Cette connaissance des textes conciliaires m’a obligé à étudier ce que l’on croyait avant et pourquoi ces changements.

 

J’ai compris que l’apostasie du ‘concile’ était due à un aveuglement, juste châtiment de péchés en amont. Le ‘concile’ n’est pas le début d’une époque, mais la fin d’un temps, la conséquence de trahisons antérieures : modernisme, progressisme, et surtout manque terrible au devoir de direction des évêques qui, malgré la fonction que leur impose le sens du mot évêque, c’est-à-dire : surveillant, avaient prévariqué en laissant tout aller.

Tel est le rapide résumé de ma vie entre 20 et 30 ans : subir des nouveautés, des nouveautés, des nouveautés sans cesse dans l’Église.
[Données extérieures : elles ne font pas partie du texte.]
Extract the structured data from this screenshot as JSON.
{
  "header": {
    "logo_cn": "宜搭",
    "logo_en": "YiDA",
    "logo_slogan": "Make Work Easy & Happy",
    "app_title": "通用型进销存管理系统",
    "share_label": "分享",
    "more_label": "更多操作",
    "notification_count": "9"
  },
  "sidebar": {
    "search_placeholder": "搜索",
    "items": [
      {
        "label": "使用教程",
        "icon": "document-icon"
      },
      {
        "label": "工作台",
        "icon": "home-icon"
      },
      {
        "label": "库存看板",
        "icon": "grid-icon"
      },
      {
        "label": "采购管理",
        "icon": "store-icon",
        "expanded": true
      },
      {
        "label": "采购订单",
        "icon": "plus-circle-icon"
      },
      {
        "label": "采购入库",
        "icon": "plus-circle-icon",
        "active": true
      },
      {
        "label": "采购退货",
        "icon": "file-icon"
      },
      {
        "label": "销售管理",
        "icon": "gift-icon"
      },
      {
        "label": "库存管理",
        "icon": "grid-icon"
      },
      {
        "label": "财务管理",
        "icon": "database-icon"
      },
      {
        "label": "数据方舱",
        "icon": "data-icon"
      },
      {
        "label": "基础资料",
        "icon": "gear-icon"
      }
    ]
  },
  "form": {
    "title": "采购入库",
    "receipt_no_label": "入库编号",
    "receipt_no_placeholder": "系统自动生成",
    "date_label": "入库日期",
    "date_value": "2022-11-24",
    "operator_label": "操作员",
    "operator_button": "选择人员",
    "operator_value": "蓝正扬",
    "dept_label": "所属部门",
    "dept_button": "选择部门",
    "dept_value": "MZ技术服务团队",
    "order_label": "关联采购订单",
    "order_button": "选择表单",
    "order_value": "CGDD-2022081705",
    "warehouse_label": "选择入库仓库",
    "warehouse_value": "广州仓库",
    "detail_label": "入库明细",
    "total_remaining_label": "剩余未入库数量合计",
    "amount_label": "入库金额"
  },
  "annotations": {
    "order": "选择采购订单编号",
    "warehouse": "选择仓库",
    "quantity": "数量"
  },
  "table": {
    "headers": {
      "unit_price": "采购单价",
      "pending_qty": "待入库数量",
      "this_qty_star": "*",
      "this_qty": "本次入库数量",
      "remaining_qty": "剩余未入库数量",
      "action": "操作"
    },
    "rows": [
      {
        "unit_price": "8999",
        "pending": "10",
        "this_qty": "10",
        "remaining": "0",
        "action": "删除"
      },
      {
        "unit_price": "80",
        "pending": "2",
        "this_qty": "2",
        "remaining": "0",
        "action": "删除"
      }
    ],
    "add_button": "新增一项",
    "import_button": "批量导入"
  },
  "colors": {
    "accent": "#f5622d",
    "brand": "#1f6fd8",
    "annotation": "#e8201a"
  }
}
Et RÉSISTER !

 

* * *

 

Heureusement, n’ayant pas encore télé, internet, portables, nous avions du temps pour lire, pour discuter, pour étudier, pour réfléchir et pour choisir. On a tous choisi. Un chrétien ne subit pas, il choisit chaque dimanche d’aller au nouveau culte ou d’aller à celui de toujours. On a beaucoup prié, réfléchi, médité, passé des nuits blanches à se poser des questions, à choisir. Qui suivre ? On sentait bien que tout cela n’était pas normal. On avait lu saint Paul qui, très ferme, avait annoncé :

« Si un ange du ciel, vous annonçait un autre évangile que celui que nous vous avons annoncé, qu’il soit anathème ! Je l’ai dit, et je le dis encore maintenant : si quelqu’un vous annonçait un autre évangile que celui que vous avez reçu, qu’il soit anathème ! » (Galates I, 89)

 

Mais était-ce bien pour notre époque ? Tous, Papes, évêques, prêtres nous traitaient d’orgueilleux si nous osions même simplement poser une question. Tous ils donnaient l’exemple de l’obéissance et de la soumission. Comment avoir raison à un âge si jeune contre ces clercs que nous vénérions souvent ?

 

Très vite heureusement, quelques rares clercs commencèrent à réagir, à poser des questions, à résister et à s’opposer. Ils furent souvent précédés par des laïcs courageux et clairvoyants. Fallait-il encore les connaître !

 

Voici pour l’histoire une liste (bien sûr pas exhaustive) des auteurs et des bulletins, que j’ai connus (sans ordre chronologique ou d’importance) :

Mgr Lefebvre, Fideliter ; Mgr Guérard, Cassiciacum ; l’abbé Ricossa, Sodalitium ; Madiran, Itinéraires ; abbé de Nantes, la Contre-Réforme Catholique ; Mgr Thuc, Einsicht ; Paul Scortesco ; Duchochois, Lumière ; La Franquerie, Chiré, Lecture et Tradition ; Michèle Reboul, Monde et Vie ; abbés Lefèvre, Berto, Roul, La Pensée Catholique ; Marcel Clément, L’homme Nouveau ; Pierre-Michel Bourguignon, Didasco ; don Villa, Chiesa Viva ; Jean Ousset, Cité Catholique, Permanences ; Jean Daujat ; Louis Jugnet ; l’abbé Coache, Le Combat de la Foi ; Introïbo ; le Père Barbara, Forts dans la Foi ; l’abbé Zins, Sub tuum praesidium ; l’abbé Belmont ; Avrillé, Le Sel de la terre ; le Bulletin de l’Occident chrétien ; Félix Causas, Sous La bannière ; Myra Davidoglou, La Voie ; Chabeuil ; dom Augustin ; Arnaud de Lassus, l’Action Familiale et Scolaire ; Michel de Saint-Pierre, Credo ; Melle Lebaindre ; Luce Quenette, etc.

 

Mais aussi depuis :

La Voix des Francs ; Catholiques Semper Idem ; les frères Dimond ; l’abbé Schoonbroodt, Virgo Maria, Rore Sanctifica.

 

Il y a de tout dans cette liste y compris des combattants qui furent bons au départ mais qui finiront par apostasier.

 

Ainsi, une cinquantaine de meneurs ou de chefs de file débattaient dans ces bulletins, se critiquant, se répondant les uns aux autres, polémiquant, débattant, faisant partager leurs idées, leurs réflexions, leurs travaux, leurs découvertes pour permettre de voir clair dans cette guerre en grande partie occulte imposée par un ennemi violent. Ils ne furent pas d’égale importance, comme des abbés de Nantes (nous avons tous été Nantistes à une époque) ou des Madiran qui s’imposaient à tous, mais ils furent à l’origine de la découverte de nombreux auteurs anciens, de quantités de textes oubliés et fort utiles.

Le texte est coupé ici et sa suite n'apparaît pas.